Re: Math on the web without MathML (CSS 2.1 rendering for HTML and XML)

Sorry but you appear to have completely missed the point as to why
Mozilla uses special math fonts, that the fonts with math characters in
unicode position simply don't (yet) exist. STIX (and other projects) may
change that situation one day, but not today. Your examples don't go
much further than a+b and an integral sign: yes you can find those
symbols in standard text fonts but that is hardly enough to cover the
range of mathematics that one would need.

Your screendumps show that your mozilla was incorrectly configured for
mathml (no math fonts) so its unsurprising that it does not render
mathml correctly. Incidentally in your discussion on the whatwg list
you gave a long list of pointers to the mathml test suite and implied
that they didn't work well in firefox.
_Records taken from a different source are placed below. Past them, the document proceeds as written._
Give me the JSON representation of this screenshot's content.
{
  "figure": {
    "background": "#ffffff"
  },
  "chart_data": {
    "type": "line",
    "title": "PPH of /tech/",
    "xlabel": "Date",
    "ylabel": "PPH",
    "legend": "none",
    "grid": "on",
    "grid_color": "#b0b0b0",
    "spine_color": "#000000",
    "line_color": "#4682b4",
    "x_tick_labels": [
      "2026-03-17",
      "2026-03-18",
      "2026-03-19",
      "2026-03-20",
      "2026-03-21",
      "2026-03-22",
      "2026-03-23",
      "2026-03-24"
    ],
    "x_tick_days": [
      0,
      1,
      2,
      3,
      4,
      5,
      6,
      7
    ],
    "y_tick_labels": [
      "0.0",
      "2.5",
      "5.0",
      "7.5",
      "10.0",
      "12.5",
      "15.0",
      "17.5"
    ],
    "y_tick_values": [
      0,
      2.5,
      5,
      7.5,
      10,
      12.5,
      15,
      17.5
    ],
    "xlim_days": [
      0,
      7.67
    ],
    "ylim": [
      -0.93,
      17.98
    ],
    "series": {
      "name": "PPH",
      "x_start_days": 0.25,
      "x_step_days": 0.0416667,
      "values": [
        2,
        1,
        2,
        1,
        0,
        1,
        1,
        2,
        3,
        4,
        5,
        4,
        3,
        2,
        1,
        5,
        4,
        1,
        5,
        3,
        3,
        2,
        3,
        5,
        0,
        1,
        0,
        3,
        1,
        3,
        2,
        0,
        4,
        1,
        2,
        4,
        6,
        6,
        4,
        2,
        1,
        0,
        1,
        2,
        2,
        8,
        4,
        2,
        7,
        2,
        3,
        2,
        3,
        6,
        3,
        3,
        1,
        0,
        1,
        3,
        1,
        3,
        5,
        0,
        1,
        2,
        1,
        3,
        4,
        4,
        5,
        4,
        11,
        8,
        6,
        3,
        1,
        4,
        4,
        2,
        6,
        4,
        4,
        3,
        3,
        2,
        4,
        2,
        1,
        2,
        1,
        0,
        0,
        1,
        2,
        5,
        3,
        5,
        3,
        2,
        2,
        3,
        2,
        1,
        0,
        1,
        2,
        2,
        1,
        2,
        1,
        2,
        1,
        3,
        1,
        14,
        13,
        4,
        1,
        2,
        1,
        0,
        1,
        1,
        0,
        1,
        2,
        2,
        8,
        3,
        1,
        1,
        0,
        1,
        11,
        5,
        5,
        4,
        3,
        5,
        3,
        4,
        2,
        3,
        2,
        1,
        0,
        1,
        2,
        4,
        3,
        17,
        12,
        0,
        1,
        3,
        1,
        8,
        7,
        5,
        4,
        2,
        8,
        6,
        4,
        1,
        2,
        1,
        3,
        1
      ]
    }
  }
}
You didn't say what you thought
was wrong, but all the ones I looked at looked OK in firefox, perhaps
your problem was again just an incorrect local installation?

It's absolutely no surprise that if you have fonts with the symbols
that you need, and don't have any complicated requirements such as large
brackets or subscripts on large base expressions that you can go a long
way with css and/or css aided by a bit of javascript. For example there
is my effort from 2001 (I think)
http://www.dcarlisle.demon.co.uk/mathmlcss/
and others have done similar things, either using MathML markup to base
the CSS or using a different markup.  But in all cases while the result
is "good enough" if you have very simple formulae, and your typesetting
requirements are not too high, the mechanisms are really only useful as
a fallback for cases where no mathematical rendering is possible.